So Black Panther’s Wakanda is the fictional version of Zim’s Mutapa empire

Zimbabwe just got swaggy.

Chadwick Boseman, who plays Black Panther on screen has been quoted in the New York Times as saying the kingdom of Wakanda his character rules is really the fictional version of the empire of Mutapa in 15th century Zimbabwe.

Comic geeks will probably tell us they knew this but well, for some of us who, well, read science books or watched Parafini instead…  we’re amped.

An article in the NPR  by Winona Dimeo-Ediger is managing editor of Livability.com. (full here) has experts waxing lyrical about the ancient empire so little talked about in these climes except in primary school.

The empire stretched from South Africa through Zimbabwe to Zambia and Mozambique.

Edward Mabaya,associate director of Cornell’s International Institute for Food, Agriculture, and Development is quoted as saying:

Mutapa stands as a symbol of economic success through local, regional and international trade.

Its super power was that, the extensive trade inside its borders and beyond.

We recommend you read the article for the parallels.

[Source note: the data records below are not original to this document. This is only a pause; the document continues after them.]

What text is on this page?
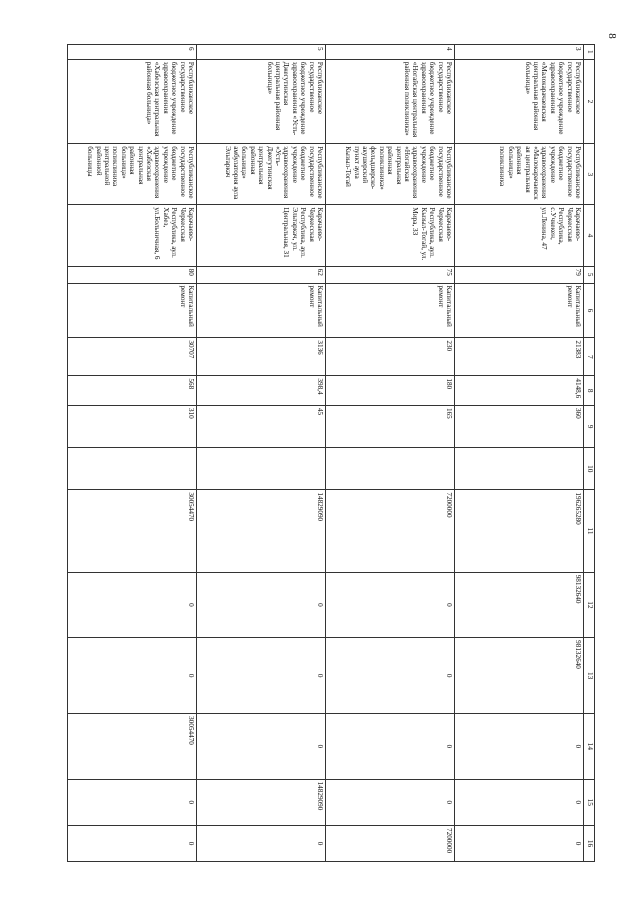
8
1	2	3	4	5	6	7	8	9	10	11	12	13	14	15	16
3	Республиканское государственное бюджетное учреждение здравоохранения «Малокарачаевская центральная районная больница»	Республиканское государственное бюджетное учреждение здравоохранения «Малокарачаевская центральная районная больница» поликлиника	Карачаево-Черкесская Республика, с.Учкекен, ул.Ленина, 47	79	Капитальный ремонт	21383	4148,6	360		196265280	98132640	98132640	0	0	0
4	Республиканское государственное бюджетное учреждение здравоохранения «Ногайская центральная районная поликлиника»	Республиканское государственное бюджетное учреждение здравоохранения «Ногайская центральная районная поликлиника» фельдшерско-акушерский пункт аула Кызыл-Тогай	Карачаево-Черкесская Республика, аул. Кызыл-Тогай, ул. Мира, 33	75	Капитальный ремонт	230	180	165		7200000	0	0	0	0	7200000
5	Республиканское государственное бюджетное учреждение здравоохранения «Усть-Джегутинская центральная районная больница»	Республиканское государственное бюджетное учреждение здравоохранения «Усть-Джегутинская центральная районная больница» амбулатория аула Эльтаркач	Карачаево-Черкесская Республика, аул. Эльтаркач, ул. Центральная, 31	62	Капитальный ремонт	3136	398,4	45		14829090	0	0	0	14829090	0
6	Республиканское государственное бюджетное учреждение здравоохранения «Хабезская центральная районная больница»	Республиканское государственное бюджетное учреждение здравоохранения «Хабезская центральная районная больница» поликлиника центральной районной больницы	Карачаево-Черкесская Республика, аул. Хабез, ул.Больничная, 6	80	Капитальный ремонт	30707	568	310		30054470	0	0	30054470	0	0
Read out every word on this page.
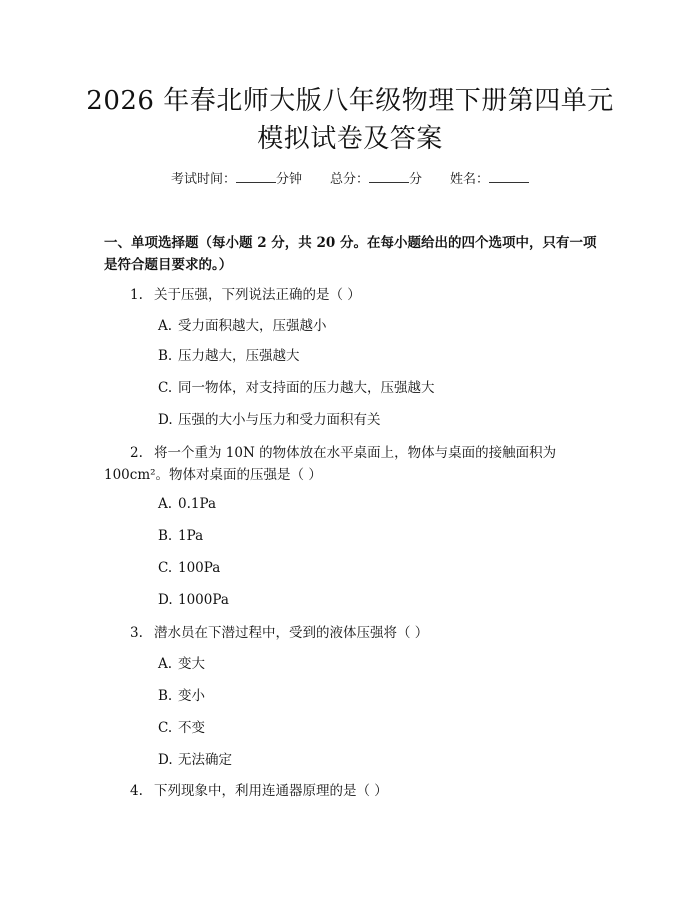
2026 年春北师大版八年级物理下册第四单元
模拟试卷及答案
考试时间：	分钟 总分：	分 姓名：
一、单项选择题（每小题 2 分，共 20 分。在每小题给出的四个选项中，只有一项是符合题目要求的。）
1. 关于压强，下列说法正确的是（ ）
A. 受力面积越大，压强越小
B. 压力越大，压强越大
C. 同一物体，对支持面的压力越大，压强越大
D. 压强的大小与压力和受力面积有关
2. 将一个重为 10N 的物体放在水平桌面上，物体与桌面的接触面积为
100cm²。物体对桌面的压强是（ ）
A. 0.1Pa
B. 1Pa
C. 100Pa
D. 1000Pa
3. 潜水员在下潜过程中，受到的液体压强将（ ）
A. 变大
B. 变小
C. 不变
D. 无法确定
4. 下列现象中，利用连通器原理的是（ ）
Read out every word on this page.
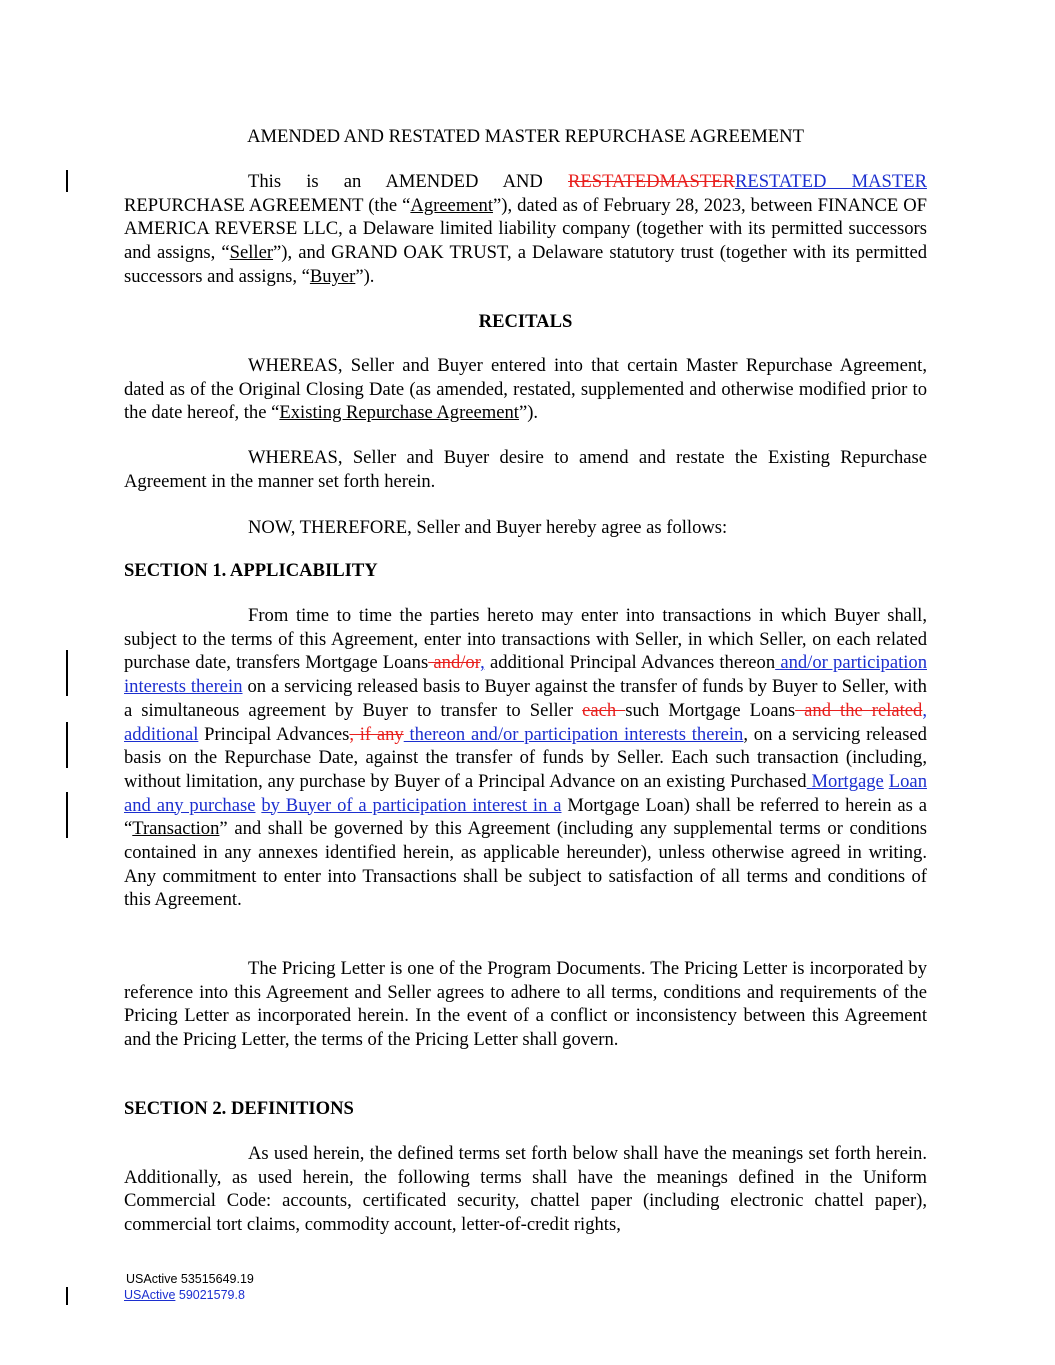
AMENDED AND RESTATED MASTER REPURCHASE AGREEMENT
This is an AMENDED AND RESTATEDMASTERRESTATED MASTER REPURCHASE AGREEMENT (the “Agreement”), dated as of February 28, 2023, between FINANCE OF AMERICA REVERSE LLC, a Delaware limited liability company (together with its permitted successors and assigns, “Seller”), and GRAND OAK TRUST, a Delaware statutory trust (together with its permitted successors and assigns, “Buyer”).
RECITALS
WHEREAS, Seller and Buyer entered into that certain Master Repurchase Agreement, dated as of the Original Closing Date (as amended, restated, supplemented and otherwise modified prior to the date hereof, the “Existing Repurchase Agreement”).
WHEREAS, Seller and Buyer desire to amend and restate the Existing Repurchase Agreement in the manner set forth herein.
NOW, THEREFORE, Seller and Buyer hereby agree as follows:
SECTION 1. APPLICABILITY
From time to time the parties hereto may enter into transactions in which Buyer shall, subject to the terms of this Agreement, enter into transactions with Seller, in which Seller, on each related purchase date, transfers Mortgage Loans and/or, additional Principal Advances thereon and/or participation interests therein on a servicing released basis to Buyer against the transfer of funds by Buyer to Seller, with a simultaneous agreement by Buyer to transfer to Seller each such Mortgage Loans and the related, additional Principal Advances, if any thereon and/or participation interests therein, on a servicing released basis on the Repurchase Date, against the transfer of funds by Seller. Each such transaction (including, without limitation, any purchase by Buyer of a Principal Advance on an existing Purchased Mortgage Loan and any purchase by Buyer of a participation interest in a Mortgage Loan) shall be referred to herein as a “Transaction” and shall be governed by this Agreement (including any supplemental terms or conditions contained in any annexes identified herein, as applicable hereunder), unless otherwise agreed in writing. Any commitment to enter into Transactions shall be subject to satisfaction of all terms and conditions of this Agreement.
The Pricing Letter is one of the Program Documents. The Pricing Letter is incorporated by reference into this Agreement and Seller agrees to adhere to all terms, conditions and requirements of the Pricing Letter as incorporated herein. In the event of a conflict or inconsistency between this Agreement and the Pricing Letter, the terms of the Pricing Letter shall govern.
SECTION 2. DEFINITIONS
As used herein, the defined terms set forth below shall have the meanings set forth herein. Additionally, as used herein, the following terms shall have the meanings defined in the Uniform Commercial Code: accounts, certificated security, chattel paper (including electronic chattel paper), commercial tort claims, commodity account, letter-of-credit rights,
USActive 53515649.19
USActive 59021579.8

And also watch Home Team History’s video below:

Fascinating if you ask us and shows we really don’t read enough of our own history.

Apparently the downfall of the empire was civil war caused by Portuguese traders messing about and some chiefs turning to Christianity. It seems at that time a lot of Zimbabwean history was set aside and the more streamlined PR’ed slick machine of the book from the middle east took over.

Black Panther is out 16 February in Zimbabwe although ZiFM Stereo is holding a premiere on the 15th at Ster Kinekor Borrowdale.

It also stars Zimbabwe’s Danai Gurira as the badass leader of the female bodyguards and oversees intel and security for the technically advanced fictional African country of Wakanda .

But seriously, we need to get on that Mutapa thing.